简体   繁体   中英

How to write several implementation of the same method that have a different signature

I have several implementation of the same method SetRateForMeasure :

package repartition

type Repartition interface {
    Name() string
    Compute(meters []models.Meter, totalsProd, totalsConso map[string]float64) []models.Meter
    SetRateForMeasure(meter models.Meter, measure models.Measure, total float64) float64
}

Then, in my code (in repartition.go), I call it:

rate := repartition.SetRateForMeasure(meter, measure, total)

where repartition is the interface defined before.

Thing is, when I add a new implementation of this method, the arguments of my functions might differ.

For example, the static repartition use a static percentage that is only used in this case.

I end up adding parameters so that I have a common interface to all methods, but it results that there is a lot of unused parameters depending on the implementation.

If I add it to common interface, it will be unused for the other definitions.

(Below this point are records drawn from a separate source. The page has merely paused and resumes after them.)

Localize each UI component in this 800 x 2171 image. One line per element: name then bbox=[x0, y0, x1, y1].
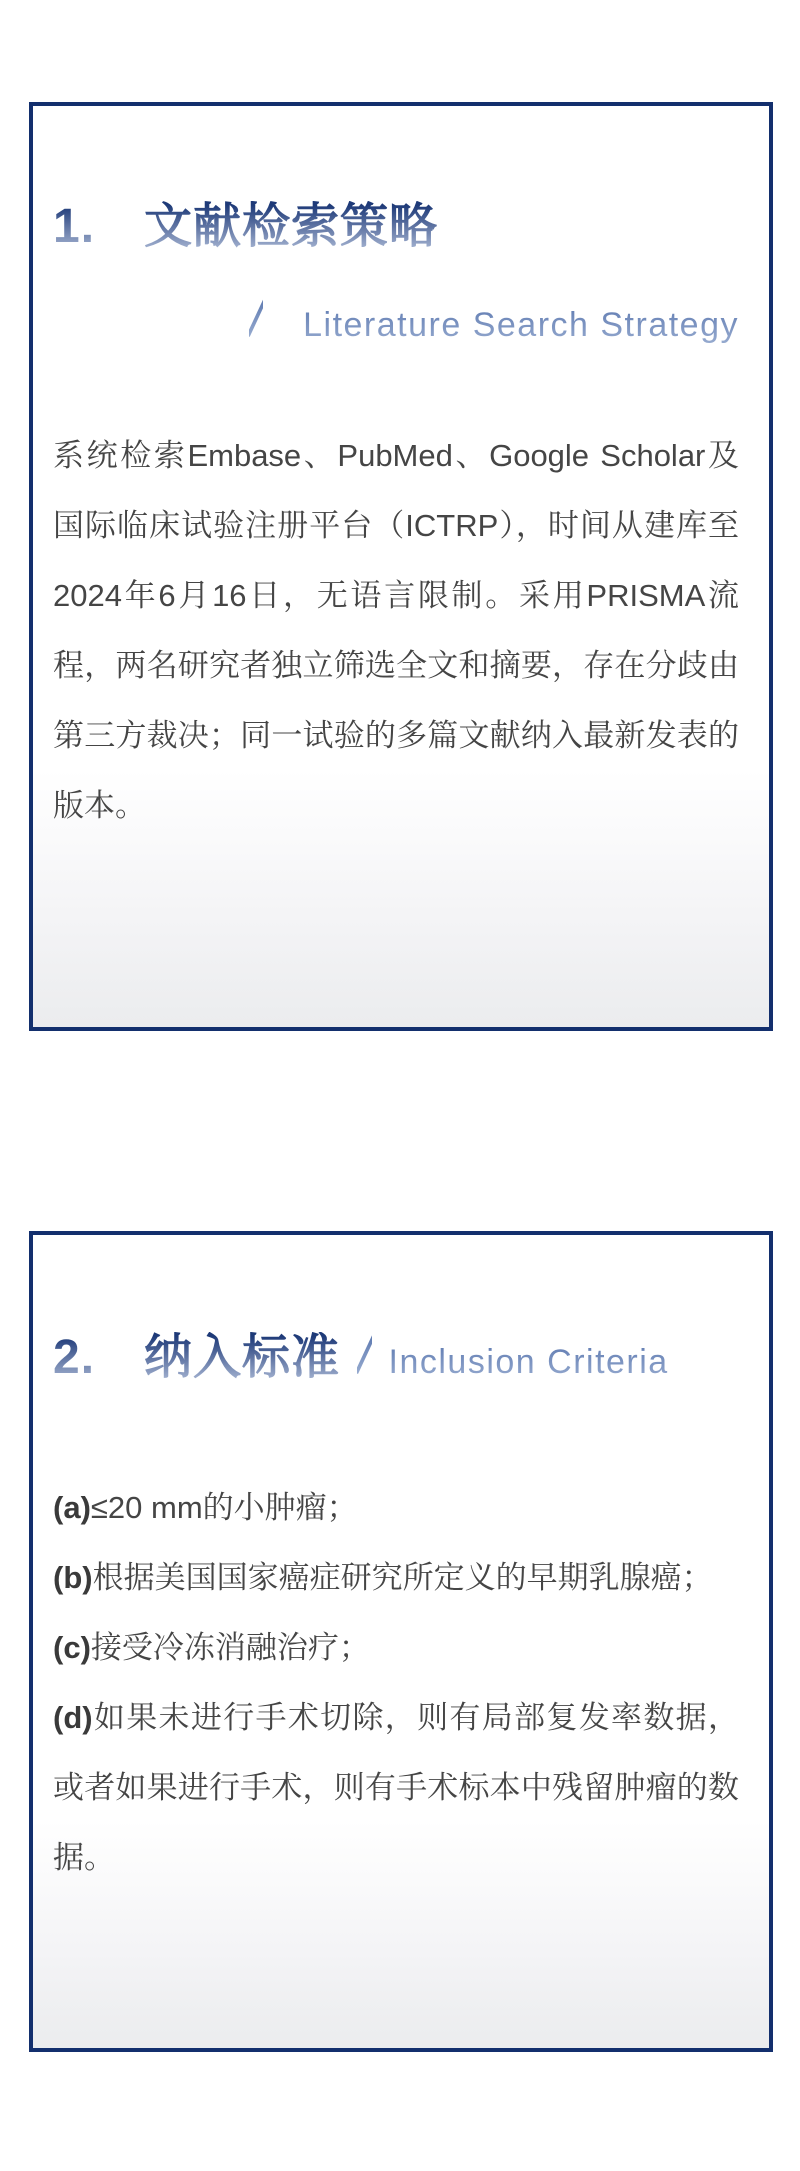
criteria-text: 根据美国国家癌症研究所定义的早期乳腺癌； bbox=[92, 1560, 713, 1595]
criteria-text: 如果未进行手术切除，则有局部复发率数据，或者如果进行手术，则有手术标本中残留肿瘤的数据。 bbox=[53, 1700, 739, 1875]
section-subtitle-en: Literature Search Strategy bbox=[303, 297, 739, 353]
card-literature-search-strategy bbox=[29, 102, 773, 1031]
criteria-text: 接受冷冻消融治疗； bbox=[90, 1630, 370, 1665]
criteria-label: (a) bbox=[53, 1490, 91, 1525]
criteria-item-c bbox=[53, 1613, 739, 1683]
section-title-row bbox=[53, 1327, 739, 1388]
criteria-item-d bbox=[53, 1683, 739, 1893]
criteria-label: (b) bbox=[53, 1560, 93, 1595]
criteria-label: (c) bbox=[53, 1630, 91, 1665]
search-strategy-paragraph: 系统检索Embase、PubMed、Google Scholar及国际临床试验注册平台（ICTRP），时间从建库至2024年6月16日，无语言限制。采用PRISMA流程，两名研究者独立筛选全文和摘要，存在分歧由第三方裁决；同一试验的多篇文献纳入最新发表的版本。 bbox=[53, 438, 739, 823]
criteria-item-b bbox=[53, 1543, 739, 1613]
section-title-cn: 1. 文献检索策略 bbox=[53, 201, 739, 253]
section-subtitle-en: Inclusion Criteria bbox=[389, 1336, 669, 1388]
criteria-label: (d) bbox=[53, 1700, 93, 1735]
criteria-list bbox=[53, 1473, 739, 1893]
slash-divider-icon: / bbox=[248, 290, 264, 348]
criteria-text: ≤20 mm的小肿瘤； bbox=[90, 1490, 358, 1525]
section-subtitle-row bbox=[53, 290, 739, 353]
slash-divider-icon: / bbox=[357, 1327, 372, 1385]
card-inclusion-criteria bbox=[29, 1231, 773, 2052]
criteria-item-a bbox=[53, 1473, 739, 1543]
section-title-cn: 2. 纳入标准 bbox=[53, 1331, 341, 1384]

I tried to remove this method from my interface definition, but now

rate := repartition.SetRateForMeasure()

is no more defined.

How should I organize my code?

There is no function overloading in Go, so you cannot declare the same function with different arguments. There's a few ways you can implement this though:

  • You can add multiple functions with different names and signatures
  • You can change the function to accept a struct instead of arguments
SetRateForMeasure(args SetRateOptions) float64

type SetRateOptions struct {
 Meter models.Meter
 Measure models.Measure
 Total float64
 Percentage *float64 // If nil, use default percentage
 ... // more parameters as needed
}

Go doesn't support method overriding. You either define methods with different names that take different parameters or you can declare the method to accept a parameter struct.

type SetRateParams struct {
    Meter    models.Meter
    Measure  models.Measure
    Total    float64
}

type Repartition interface {
    SetRateForMeasure(params SetRateParams) float64
}

Optionally, you can declare params in your structs as pointers, so you can represent "not-provided" semantics with nil instead of using the zero-value. This might be relevant in case of numerical params where 0 could be a valid value.

Using a struct param has also the advantage that you don't have to change all the call sites in case you decide to add an additional param 6 months from now (you just add it to the struct).

There are also worse solutions with interface{} varargs, for the sake of stating what is possible, but unless you loathe type safety, I wouldn't recommend that.